2. Lewis is being replaced by Bruce Johnson, who is head of the company’s supply chain and operations. That Lewis is being replaced, even on a temporary basis, by someone with a background in supply management, and not a merchant, shows how shallow the depths are within Sears of true merchants/retailers. Retail veterans say in order to get a real chance at succeeding, Sears needs a serious merchant at the top — a merchant who will have complete autonomy from Chairman Eddie Lampert, a hedge fund manager. A story in Sunday’s New York Times says that the best names in retail have turned down Sears.
3. Finally, real estate has been key to the Sears story. With real estate values falling, some experts have said the value of Sears real estate is suffering at the hands of the real estate market. One retired retail veteran I know, who has held top real estate positions at many of the largest retail concerns, has a different take. “The real problem,” he says, “is that the portfolio has the same meager value today as it had just prior to Mr. Lampert’s purchases! There are many reasons for this. In addition to the obvious facts that competition has passed them by, the two main reasons are: the myths associated with the assumptions connected to leashold value, the restrictions imposed on the value of the Sears-owned mall stores.”
He adds he believes the value of Sears' real estate is worth considerably below estimates of $10 billion.

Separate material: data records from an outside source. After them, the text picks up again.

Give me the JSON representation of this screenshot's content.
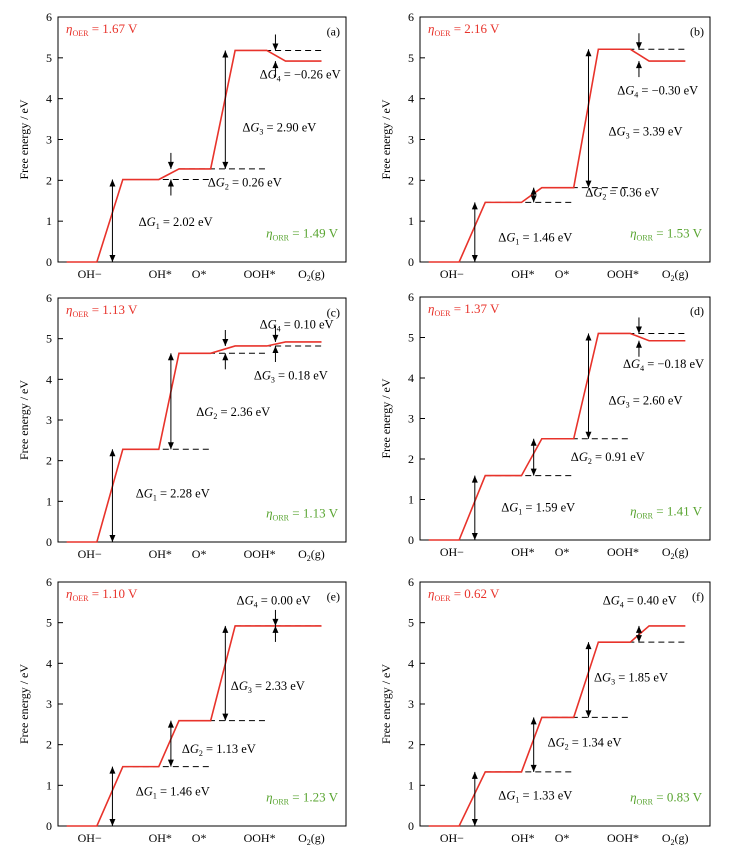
{
  "figure": {
    "axis_y_label": "Free energy / eV",
    "x_ticks": [
      "OH−",
      "OH*",
      "O*",
      "OOH*",
      "O2(g)"
    ],
    "y_ticks": [
      "0",
      "1",
      "2",
      "3",
      "4",
      "5",
      "6"
    ],
    "eta_oer_label": "OER",
    "eta_orr_label": "ORR",
    "colors": {
      "oer": "#e8332b",
      "orr": "#5aa532",
      "axis": "#000000"
    }
  },
  "chart_data": [
    {
      "type": "line",
      "panel": "(a)",
      "ylabel": "Free energy / eV",
      "ylim": [
        0,
        6
      ],
      "categories": [
        "OH−",
        "OH*",
        "O*",
        "OOH*",
        "O2(g)"
      ],
      "values": [
        0,
        2.02,
        2.28,
        5.18,
        4.92
      ],
      "steps": [
        {
          "name": "ΔG1",
          "value": "2.02 eV"
        },
        {
          "name": "ΔG2",
          "value": "0.26 eV"
        },
        {
          "name": "ΔG3",
          "value": "2.90 eV"
        },
        {
          "name": "ΔG4",
          "value": "−0.26 eV"
        }
      ],
      "eta_oer": "1.67 V",
      "eta_orr": "1.49 V"
    },
    {
      "type": "line",
      "panel": "(b)",
      "ylabel": "Free energy / eV",
      "ylim": [
        0,
        6
      ],
      "categories": [
        "OH−",
        "OH*",
        "O*",
        "OOH*",
        "O2(g)"
      ],
      "values": [
        0,
        1.46,
        1.82,
        5.21,
        4.92
      ],
      "steps": [
        {
          "name": "ΔG1",
          "value": "1.46 eV"
        },
        {
          "name": "ΔG2",
          "value": "0.36 eV"
        },
        {
          "name": "ΔG3",
          "value": "3.39 eV"
        },
        {
          "name": "ΔG4",
          "value": "−0.30 eV"
        }
      ],
      "eta_oer": "2.16 V",
      "eta_orr": "1.53 V"
    },
    {
      "type": "line",
      "panel": "(c)",
      "ylabel": "Free energy / eV",
      "ylim": [
        0,
        6
      ],
      "categories": [
        "OH−",
        "OH*",
        "O*",
        "OOH*",
        "O2(g)"
      ],
      "values": [
        0,
        2.28,
        4.64,
        4.82,
        4.92
      ],
      "steps": [
        {
          "name": "ΔG1",
          "value": "2.28 eV"
        },
        {
          "name": "ΔG2",
          "value": "2.36 eV"
        },
        {
          "name": "ΔG3",
          "value": "0.18 eV"
        },
        {
          "name": "ΔG4",
          "value": "0.10 eV"
        }
      ],
      "eta_oer": "1.13 V",
      "eta_orr": "1.13 V"
    },
    {
      "type": "line",
      "panel": "(d)",
      "ylabel": "Free energy / eV",
      "ylim": [
        0,
        6
      ],
      "categories": [
        "OH−",
        "OH*",
        "O*",
        "OOH*",
        "O2(g)"
      ],
      "values": [
        0,
        1.59,
        2.5,
        5.1,
        4.92
      ],
      "steps": [
        {
          "name": "ΔG1",
          "value": "1.59 eV"
        },
        {
          "name": "ΔG2",
          "value": "0.91 eV"
        },
        {
          "name": "ΔG3",
          "value": "2.60 eV"
        },
        {
          "name": "ΔG4",
          "value": "−0.18 eV"
        }
      ],
      "eta_oer": "1.37 V",
      "eta_orr": "1.41 V"
    },
    {
      "type": "line",
      "panel": "(e)",
      "ylabel": "Free energy / eV",
      "ylim": [
        0,
        6
      ],
      "categories": [
        "OH−",
        "OH*",
        "O*",
        "OOH*",
        "O2(g)"
      ],
      "values": [
        0,
        1.46,
        2.59,
        4.92,
        4.92
      ],
      "steps": [
        {
          "name": "ΔG1",
          "value": "1.46 eV"
        },
        {
          "name": "ΔG2",
          "value": "1.13 eV"
        },
        {
          "name": "ΔG3",
          "value": "2.33 eV"
        },
        {
          "name": "ΔG4",
          "value": "0.00 eV"
        }
      ],
      "eta_oer": "1.10 V",
      "eta_orr": "1.23 V"
    },
    {
      "type": "line",
      "panel": "(f)",
      "ylabel": "Free energy / eV",
      "ylim": [
        0,
        6
      ],
      "categories": [
        "OH−",
        "OH*",
        "O*",
        "OOH*",
        "O2(g)"
      ],
      "values": [
        0,
        1.33,
        2.67,
        4.52,
        4.92
      ],
      "steps": [
        {
          "name": "ΔG1",
          "value": "1.33 eV"
        },
        {
          "name": "ΔG2",
          "value": "1.34 eV"
        },
        {
          "name": "ΔG3",
          "value": "1.85 eV"
        },
        {
          "name": "ΔG4",
          "value": "0.40 eV"
        }
      ],
      "eta_oer": "0.62 V",
      "eta_orr": "0.83 V"
    }
  ]
}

I could even make a case for the entire portfolio actually having a negative value,” he says. “It would not be hard because most of their Sears department stores would most likely require a payment to the landlords before the landlords would accept them back and relieve Sears Holding of the liability for taxes, CAM charges, demolition costs,etc. While most of the Kmart landlords would not accept Kmart to walk away from their lease obligations until they have figured out how to replace the income stream.
This could take many years because there simply are not enough new tenants ready willing and able to pay rents sufficiently high to cover the costs of new construction (or reconstruction) plus give the landlord enough to cover the costs associated with leasing, vacancy, taxes, time value of money, etc.